23 de set de 2013

O retrato de Dorian Gray (Oscar Wilde)




O retrato de Dorian Gray
Várias editoras
Preço Sugerido: 14,90


Temos o costume de admirarmos a beleza dos outros, não é mesmo, caçadores? É tão bonito ver aquela pessoa que tem um sorriso belo, um corpo bonito. Melhor ainda se ela for inteligente e simpática.  Há momentos em que, por conta de todas as qualidades que essa pessoa tem, ficamos apaixonados por elas. Ah...tudo por culpa da beleza, que é um fator fundamental em nossas vidas, assumamos nós ou não.

E a beleza é o tema central do único romance escrito pelo irlandês Oscar Wilde (1854-1900). O retrato de Dorian Gray (1891) é, utilizando-se do título, um retrato da alta sociedade inglesa no final do século XIX.


No romance, Dorian Gray é um jovem rico e bonito. Ele não faz absolutamente nada em sua vida. Um chamado dândi (uma espécie de playboy dos dias atuais). Sua beleza causa espanto em todos que o conhecem. Quem mais o elogia é Basil Hallward, um pinto que se encanta profundamente por Gray, dando-nos a impressão de que, em alguns momentos, os dois poderão ter algo a mais além da amizade.

Basil, por conta da sua admiração por Gray, pinta um retrato do mesmo. Quando apresentado as outras pessoas, todos se surpreendem pela semelhança do objeto com o jovem.
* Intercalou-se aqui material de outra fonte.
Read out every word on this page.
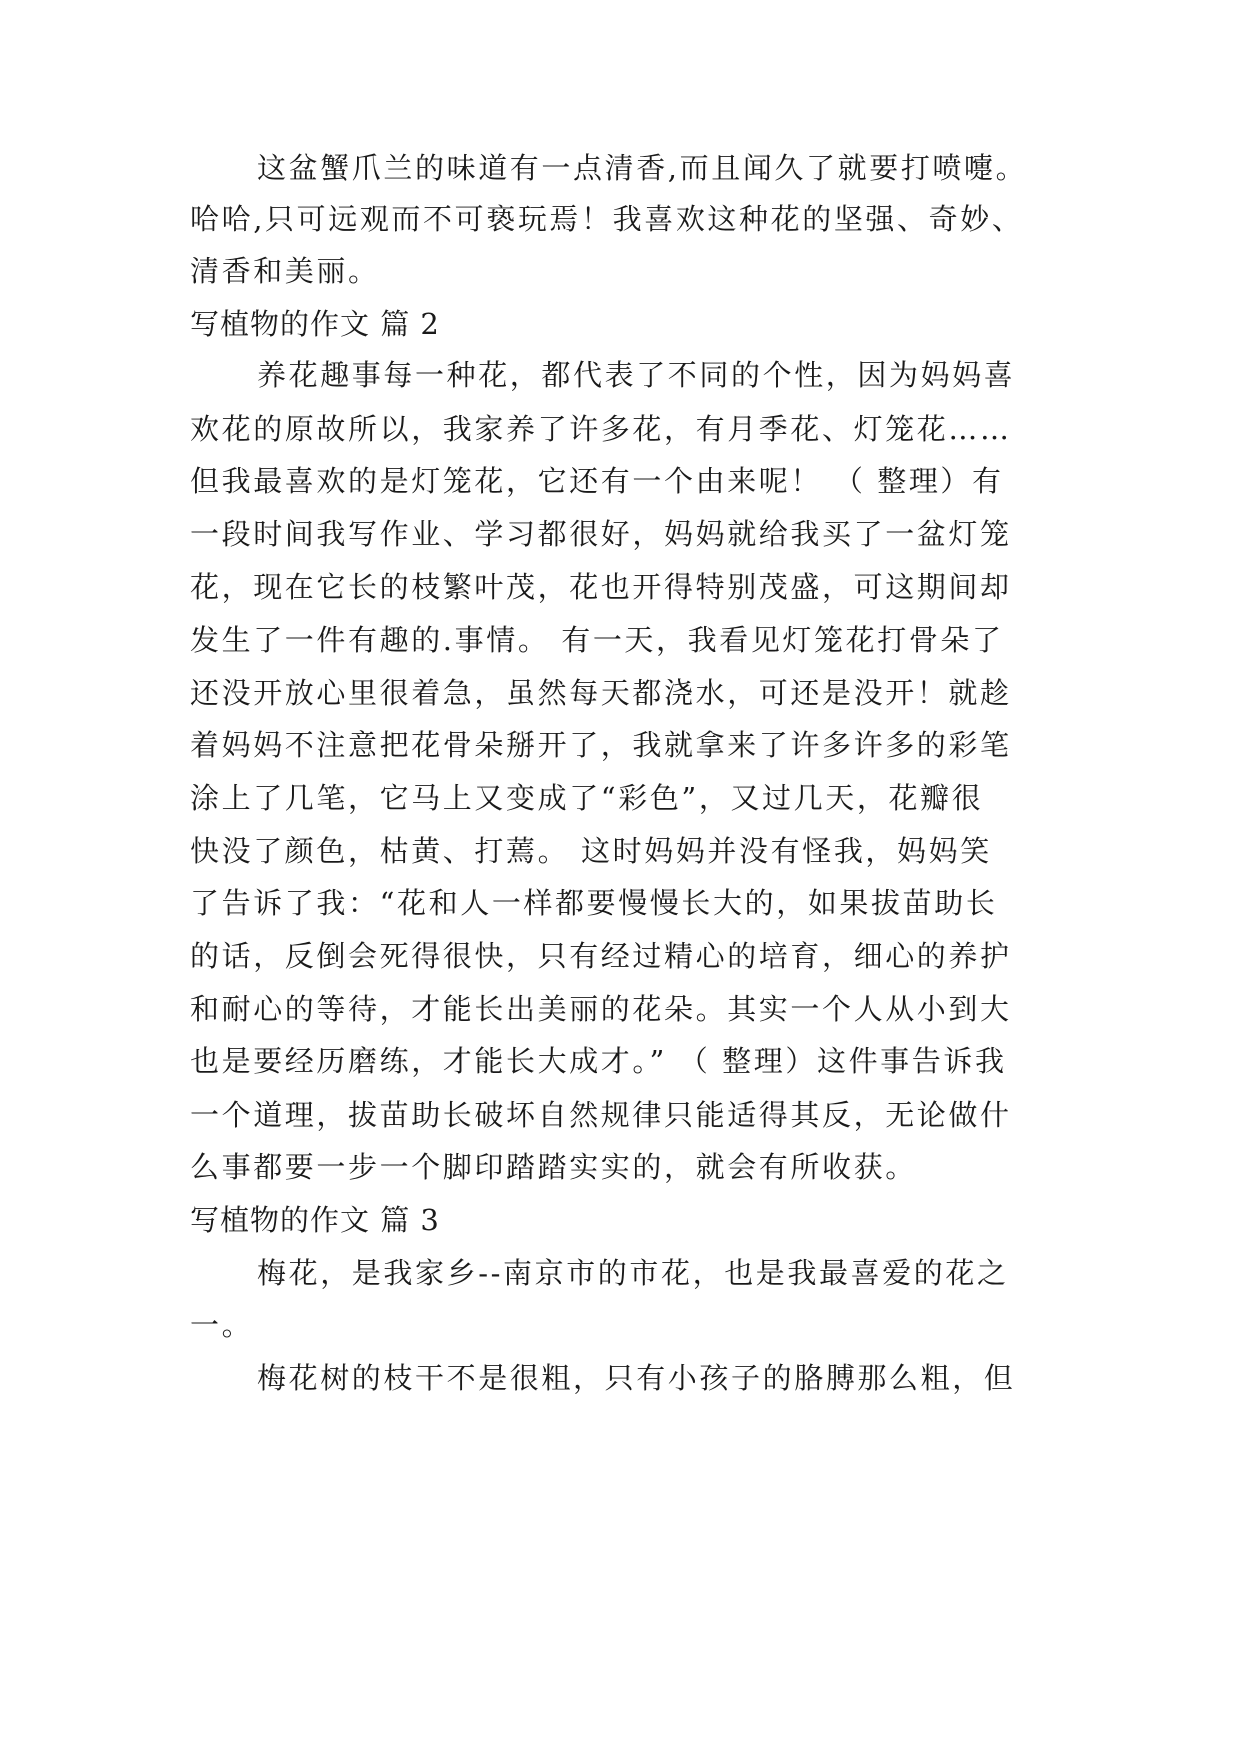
这盆蟹爪兰的味道有一点清香,而且闻久了就要打喷嚏。
哈哈,只可远观而不可亵玩焉！我喜欢这种花的坚强、奇妙、
清香和美丽。
写植物的作文 篇 2
养花趣事每一种花，都代表了不同的个性，因为妈妈喜
欢花的原故所以，我家养了许多花，有月季花、灯笼花……
但我最喜欢的是灯笼花，它还有一个由来呢！ （ 整理）有
一段时间我写作业、学习都很好，妈妈就给我买了一盆灯笼
花，现在它长的枝繁叶茂，花也开得特别茂盛，可这期间却
发生了一件有趣的.事情。 有一天，我看见灯笼花打骨朵了
还没开放心里很着急，虽然每天都浇水，可还是没开！就趁
着妈妈不注意把花骨朵掰开了，我就拿来了许多许多的彩笔
涂上了几笔，它马上又变成了“彩色”，又过几天，花瓣很
快没了颜色，枯黄、打蔫。 这时妈妈并没有怪我，妈妈笑
了告诉了我：“花和人一样都要慢慢长大的，如果拔苗助长
的话，反倒会死得很快，只有经过精心的培育，细心的养护
和耐心的等待，才能长出美丽的花朵。其实一个人从小到大
也是要经历磨练，才能长大成才。” （ 整理）这件事告诉我
一个道理，拔苗助长破坏自然规律只能适得其反，无论做什
么事都要一步一个脚印踏踏实实的，就会有所收获。
写植物的作文 篇 3
梅花，是我家乡--南京市的市花，也是我最喜爱的花之
一。
梅花树的枝干不是很粗，只有小孩子的胳膊那么粗，但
Basil apresenta a Dorian  o Lord Henry Wotton, um rico senhor que acaba por tornar-se o “mentor” dele.  Ele diz ao jovem que a beleza é fundamental e mais importante do que muitas outras coisas, e que ele, por ser jovem, deve aproveitar o mundo, porque o mundo é todo dele.

(As falas de Lord Henry são repletas de filosofia e existencialismo.  Dá para fazer uma seleção e postar no Facebook.)

Dorian, até então, não era fissurado por si mesmo.  Entretanto, por conta do excesso de elogios que recebe e pela beleza do quadro em que se vê,  reconhece a si como “deus”.  Esse excesso de amor a si próprio faz com que tenha medo de envelhecer. Por isso, Gray acaba dizendo que faria tudo para que quem envelhecesse fosse o quadro em que ele estava retratado  ao invés dele.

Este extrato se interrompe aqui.